My friend Baba running a planning session in Northern Ghana--the "Africa" I know |
I hate giving bad news about Africa.
But Cablegate being Cablegate, there's stuff I'm learning about it.
Ghana, the country I once called home, is in the Cables today--for drug smuggling operations, of all things. Apparently a UK-taxpayer funded anti-cocaine trafficking campaign is corrupt as hell, to the point that the Ghanaian Narcotics Control Board told traffickers when to travel to avoid detection, sabotaged drug scanners, and channelled folks suspected of carrying drugs (including their wives, pastors and bank managers) through VIP areas to avoid screening.
Apparently they've found packs of drugs taped to the bottom of seats on KLM flights (which sucks, because I loved my KLM trip)--and drug seizures drop to almost nothing when the UK side of the joint task force goes home.
Even President Atta Mills, who had fighting the trafficking problem in his election platform, had thoughts that his entourage were smuggling coke. The US Embassy sums it up thusly:
"The government of Ghana does not provide the resources necessary to address the problem and, at times, does not appear to have the political will to go after the major drug barons."
from the Guardian, taken in Accra |
Ghana's directly in the middle of the route, runs the most international traffic, and has an influx of new wealth from oil and investment that can mask and scale up drug operations revenue. And apparently, Ghana's already failed to use intelligence given to them to intercept a cocaine boat from South America in 2007.

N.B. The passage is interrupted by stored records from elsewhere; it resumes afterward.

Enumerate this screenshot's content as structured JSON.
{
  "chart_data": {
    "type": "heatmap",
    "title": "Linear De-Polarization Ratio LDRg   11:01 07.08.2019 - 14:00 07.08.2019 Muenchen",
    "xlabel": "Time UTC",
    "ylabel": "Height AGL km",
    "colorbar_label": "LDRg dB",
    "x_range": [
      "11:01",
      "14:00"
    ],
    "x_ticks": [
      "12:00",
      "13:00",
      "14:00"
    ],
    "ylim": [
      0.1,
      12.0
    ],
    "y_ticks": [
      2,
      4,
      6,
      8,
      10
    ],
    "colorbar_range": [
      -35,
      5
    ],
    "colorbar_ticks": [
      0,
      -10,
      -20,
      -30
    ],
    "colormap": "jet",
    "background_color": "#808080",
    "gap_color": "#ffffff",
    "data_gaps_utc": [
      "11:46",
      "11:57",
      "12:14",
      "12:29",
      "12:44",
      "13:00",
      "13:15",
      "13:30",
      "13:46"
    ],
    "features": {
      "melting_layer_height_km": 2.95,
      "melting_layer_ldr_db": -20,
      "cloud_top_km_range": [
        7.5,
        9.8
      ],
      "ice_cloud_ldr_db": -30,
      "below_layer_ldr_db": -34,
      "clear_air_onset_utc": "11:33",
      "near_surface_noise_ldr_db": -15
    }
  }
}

Meanwhile, in the rest of West Africa, Sierra Leone is suspected of massive marijuana farming, to the point of the "cash crop" becoming detrimental to subsistence farming. Guinea's first lady's entourage is suspected to have protected a trafficker who moved 750kg of coke into Sierra Leone, who asked the US help in extraditing him. And back at that Malian plane crash, civil servants and the drug task force in place were prevented from investigating the site of the crash by the Secret Service for three weeks, and drug trafficking between rival Malian Tuaregs and Arabs is turning into a powder-keg for armed conflict.
When my host brother Goodman got frustrated with the system, he used to say "Africa, my Africa" and shake his head with a smile.